Pemkot Bitung Terapkan Pembatasan Rumah Ibadah Ini Reaksi Warganya

 

lustrasi gambar bidikdot

Bidikdotcom – Penyebaran wabah virus corona di Kota Bitung memuncak setelah Kecamatan Girian ditetapkan sebagai status Zona Merah.

Hal ini merembet ditutupnya untuk sementara waktu RSUD Manembo-nembo sejak tanggal 6 Juli 2021 lalu karena beberapa perawat terkonfirmasi positif.

Seminggu kemudian dari ditutupnya RSUD tersebut virus ini terus menyebar hampir di 8 Kecamtan dan akhirnya menjadikan Kota Bitung sebagai Zona Merah.

Mengantisipasi agar penyebaran wabah ini tidak signifikan maka Pemkot Bitung lewat Walikota Ir Maurits Mantiri mengambil langka dengan mengeluarkan edaran untuk menambah waktu Pemberlakuan Pembatasan Kegiatan Masyarakat  (PPKM) pada 22 Juli 2021 lalu.

Salah satu isi poin tersebut adalah kegiatan di rumah-rumah ibadah sementara ditiadakan untuk menjaga tidak terjadinya kerumumana.

Masyarakat dengan penduduk mayoritas beragama Kristiani itu menanggapi dengan beragam pendapat mengingat bahwa pembatasan rumah ibadah termasuk didalamnya adalah gereja tidak bisa di hindari.

Meski hingga hari ini belum ada klaster penyebaran  di zona gereja tetapi dalam rangka memutus mata rantai wabah tersebut maka sementara waktu kegiatan ibadah gereja di pandu lewat pengeras suara atau media streaming tv kabel.

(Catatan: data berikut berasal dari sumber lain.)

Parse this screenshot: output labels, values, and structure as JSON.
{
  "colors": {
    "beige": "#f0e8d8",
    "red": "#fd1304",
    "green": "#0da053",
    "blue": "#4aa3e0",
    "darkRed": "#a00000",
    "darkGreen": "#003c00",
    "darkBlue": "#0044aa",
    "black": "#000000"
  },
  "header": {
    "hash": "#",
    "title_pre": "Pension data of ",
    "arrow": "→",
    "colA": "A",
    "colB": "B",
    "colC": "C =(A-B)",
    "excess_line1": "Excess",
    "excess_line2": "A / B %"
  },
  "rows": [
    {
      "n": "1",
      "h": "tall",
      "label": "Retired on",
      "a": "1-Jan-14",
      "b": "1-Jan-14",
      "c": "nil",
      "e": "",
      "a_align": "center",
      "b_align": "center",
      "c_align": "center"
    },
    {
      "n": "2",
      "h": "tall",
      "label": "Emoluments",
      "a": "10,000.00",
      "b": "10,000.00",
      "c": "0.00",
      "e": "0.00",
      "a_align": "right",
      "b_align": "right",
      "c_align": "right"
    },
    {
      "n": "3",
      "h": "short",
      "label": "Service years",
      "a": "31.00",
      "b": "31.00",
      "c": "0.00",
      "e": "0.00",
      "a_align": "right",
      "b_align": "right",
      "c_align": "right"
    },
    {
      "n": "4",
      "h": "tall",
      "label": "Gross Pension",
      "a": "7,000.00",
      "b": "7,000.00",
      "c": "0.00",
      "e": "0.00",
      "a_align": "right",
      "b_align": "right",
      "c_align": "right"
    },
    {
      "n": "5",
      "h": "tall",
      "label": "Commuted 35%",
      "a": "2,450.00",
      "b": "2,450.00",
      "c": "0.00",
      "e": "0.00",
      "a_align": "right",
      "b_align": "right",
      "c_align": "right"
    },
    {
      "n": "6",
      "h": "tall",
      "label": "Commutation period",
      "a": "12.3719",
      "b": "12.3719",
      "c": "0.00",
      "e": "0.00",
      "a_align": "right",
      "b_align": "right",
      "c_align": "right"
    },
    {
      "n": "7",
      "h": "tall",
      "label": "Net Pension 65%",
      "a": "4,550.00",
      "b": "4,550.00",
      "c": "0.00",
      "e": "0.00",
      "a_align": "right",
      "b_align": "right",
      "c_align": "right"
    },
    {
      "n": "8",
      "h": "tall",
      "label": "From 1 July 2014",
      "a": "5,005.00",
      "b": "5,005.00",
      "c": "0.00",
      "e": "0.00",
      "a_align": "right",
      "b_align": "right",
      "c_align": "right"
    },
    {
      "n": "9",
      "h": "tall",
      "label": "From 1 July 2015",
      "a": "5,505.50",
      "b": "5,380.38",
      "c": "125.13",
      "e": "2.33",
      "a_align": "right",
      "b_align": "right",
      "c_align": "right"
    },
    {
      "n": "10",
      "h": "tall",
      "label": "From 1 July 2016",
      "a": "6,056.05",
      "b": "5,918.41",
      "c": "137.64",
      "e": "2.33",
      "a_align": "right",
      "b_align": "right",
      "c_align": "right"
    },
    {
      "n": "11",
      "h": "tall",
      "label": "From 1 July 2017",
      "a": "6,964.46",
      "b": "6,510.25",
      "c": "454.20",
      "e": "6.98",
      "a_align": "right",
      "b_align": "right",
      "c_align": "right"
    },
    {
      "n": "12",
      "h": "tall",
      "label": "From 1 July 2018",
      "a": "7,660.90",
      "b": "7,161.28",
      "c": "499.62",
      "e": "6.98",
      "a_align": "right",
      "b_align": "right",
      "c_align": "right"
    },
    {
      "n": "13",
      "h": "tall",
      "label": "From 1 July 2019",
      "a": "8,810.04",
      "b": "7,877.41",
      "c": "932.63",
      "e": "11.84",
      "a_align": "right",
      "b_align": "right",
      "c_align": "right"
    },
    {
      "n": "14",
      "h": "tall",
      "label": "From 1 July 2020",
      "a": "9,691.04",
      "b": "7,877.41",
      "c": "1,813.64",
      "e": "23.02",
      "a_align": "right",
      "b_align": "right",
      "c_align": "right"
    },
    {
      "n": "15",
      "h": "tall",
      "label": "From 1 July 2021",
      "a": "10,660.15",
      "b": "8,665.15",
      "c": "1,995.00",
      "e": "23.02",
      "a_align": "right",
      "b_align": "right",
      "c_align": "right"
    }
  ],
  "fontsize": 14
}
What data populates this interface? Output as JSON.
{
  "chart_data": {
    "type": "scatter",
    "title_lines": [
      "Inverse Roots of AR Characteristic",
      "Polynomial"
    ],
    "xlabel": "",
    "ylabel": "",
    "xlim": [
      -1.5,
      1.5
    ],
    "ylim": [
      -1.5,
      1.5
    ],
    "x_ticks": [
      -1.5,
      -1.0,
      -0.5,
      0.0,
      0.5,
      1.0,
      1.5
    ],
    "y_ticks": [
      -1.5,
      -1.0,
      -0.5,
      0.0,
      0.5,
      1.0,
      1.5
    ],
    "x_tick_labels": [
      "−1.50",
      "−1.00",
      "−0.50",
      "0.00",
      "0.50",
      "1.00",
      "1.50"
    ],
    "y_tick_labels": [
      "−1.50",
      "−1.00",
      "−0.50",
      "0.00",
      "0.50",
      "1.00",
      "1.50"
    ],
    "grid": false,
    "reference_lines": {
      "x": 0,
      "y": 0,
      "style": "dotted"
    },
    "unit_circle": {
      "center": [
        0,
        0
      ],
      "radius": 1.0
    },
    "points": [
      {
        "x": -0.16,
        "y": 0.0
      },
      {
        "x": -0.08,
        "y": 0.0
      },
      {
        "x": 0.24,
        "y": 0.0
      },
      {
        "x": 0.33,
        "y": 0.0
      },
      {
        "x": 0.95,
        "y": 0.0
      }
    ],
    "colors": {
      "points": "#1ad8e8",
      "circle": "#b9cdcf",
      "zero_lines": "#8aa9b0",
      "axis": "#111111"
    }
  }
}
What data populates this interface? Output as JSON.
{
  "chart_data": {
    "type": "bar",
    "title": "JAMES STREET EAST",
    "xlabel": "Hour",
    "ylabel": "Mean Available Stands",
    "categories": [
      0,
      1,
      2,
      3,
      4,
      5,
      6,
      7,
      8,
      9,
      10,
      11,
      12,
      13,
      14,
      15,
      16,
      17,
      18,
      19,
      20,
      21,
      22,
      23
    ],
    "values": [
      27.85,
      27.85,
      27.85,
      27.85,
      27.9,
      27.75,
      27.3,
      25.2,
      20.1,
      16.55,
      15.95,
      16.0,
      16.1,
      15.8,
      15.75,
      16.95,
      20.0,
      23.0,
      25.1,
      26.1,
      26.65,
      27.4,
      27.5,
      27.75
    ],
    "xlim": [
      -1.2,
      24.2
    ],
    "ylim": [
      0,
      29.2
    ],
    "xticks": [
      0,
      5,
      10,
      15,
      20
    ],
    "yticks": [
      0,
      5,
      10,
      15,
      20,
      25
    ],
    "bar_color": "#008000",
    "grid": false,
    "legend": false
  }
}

Sebagian masyarakat menyayangkan tidak ada lagi ibadah gereja.

Menurut mereka bahwa jangkauan toa atau pengeras suara lainnya sangat terbatas sehingga sangat mengganggu saat ibadah sedang berlangsung.

Ibu Uto asal kelurahan pintukota mengatakan “kalo dipasar nyanda dapa batasi itu manusia pe banya, mar di gereja nyanda dapa ijin”.ungkapnya pada saya. Menanggapi keluhan masyarakat ini pemerintah setempat dan pimpinan gereja di kelurahan pintukota memohon untuk dapat bersabar sambil tetap menjalankan protokol kesehatan.

Ini merupakan kedua kalinya ibadah-ibadah kembali dilakukan dari rumah dengan panduan pengeras suara dan virtual setelah Maret-Juli 2020 lalu. 

Pulau Lembeh sendiri saat ini masih berstatus normal meskipun sudah ada isoman hasil swab antingen.

Menghindari terjadinya penyebaran signifikan dari virus ini Puskesmas Lembeh Utara di Pintukota sementara ditutup dan tidak ada pelayanan.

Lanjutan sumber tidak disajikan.